Von Ferne sind es kleine schwarze Punkte, die sich langsam im gleißenden Sonnenlicht der Insel Lampedusa nähern. Begleitet von der Küstenwacht fahren die Fischkutter mit den Immigranten dann in den kleinen Hafen und machen am Kai fest.
Auf den ersten Blick lässt sich Zahl der Bootsinsassen nur schwer abschätzen: Dicht gedrängt sitzen mutmaßlich 150 vermummte Gestalten im Bauch des 16 Meter langen Fischkutters, der gerade aus Libyen angekommen ist. Im hinteren Teil sieht man einige Frauen und zwei Männer, die kleine Kinder in den Armen halten. Sie dürfen als Erste von Bord. Als nach einer guten halben Stunde der Letzte an Land springt, schreibt der Grenzpolizist die Zahl 243 in sein Formular in der Spalte: "arrivi"; angekommene Personen.
395 Booten sind seit Mitte Januar mit mehr als 30.000 Menschen in Italien gelandet, davon bis gestern Nachmittag 26.104 alleine in Lampedusa. Die allermeisten, knapp 23.000, waren tunesische Bürger, die übrigen vor allem Flüchtlinge aus Somalia und Äthiopien, die aus dem Kriegsgebiet in Libyen fliehen. Nicht alle schaffen die mehrtägige Überfahrt: In der vergangenen Woche waren wahrscheinlich mehr als 250 Afrikaner ums Leben gekommen, als ihr Boot vor Lamepdusa kenterte.

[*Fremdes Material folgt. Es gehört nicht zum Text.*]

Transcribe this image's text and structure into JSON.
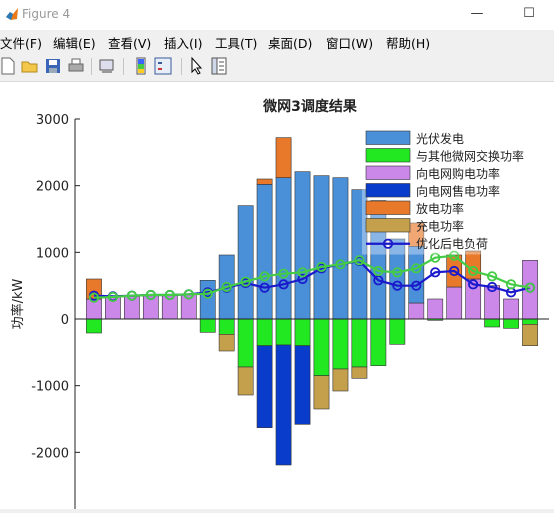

Bis zum Ausbruch der Revolte in Libyen wurden sämtliche Boatpeople aus Libyen von italienischen Grenzschützern wieder zurückgeschickt, ohne dass ihr Recht auf Asyl in Italien geprüft wurde. Jetzt gilt das Gegenteil: Alle aus Libyen ankommenden Menschen können einen Antrag auf humanitäres Asyl stellen, im Gegensatz zu den Tunesiern, die als Wirtschaftsflüchtlinge gelten. Auch sie möchte Italien in anderen europäischen Ländern unterbringen, obwohl das Land deutlich weniger Asylbewerber aufnimmt als andere Staaten. Die Zahl der Anträge fiel von 30.000 im Jahr 2008 auf 8200 im letzten Jahr. In Italien lebten 2009 53.000 anerkannte Flüchtlinge, in Deutschland waren es zur gleichen Zeit 593.799. Statistisch betrachtet eine schlechte Ausgangsposition für die italienische Regierung, mehr Solidarität bei der Aufnahme und Verteilung von Flüchtlingen von den europäischen Partnern zu fordern.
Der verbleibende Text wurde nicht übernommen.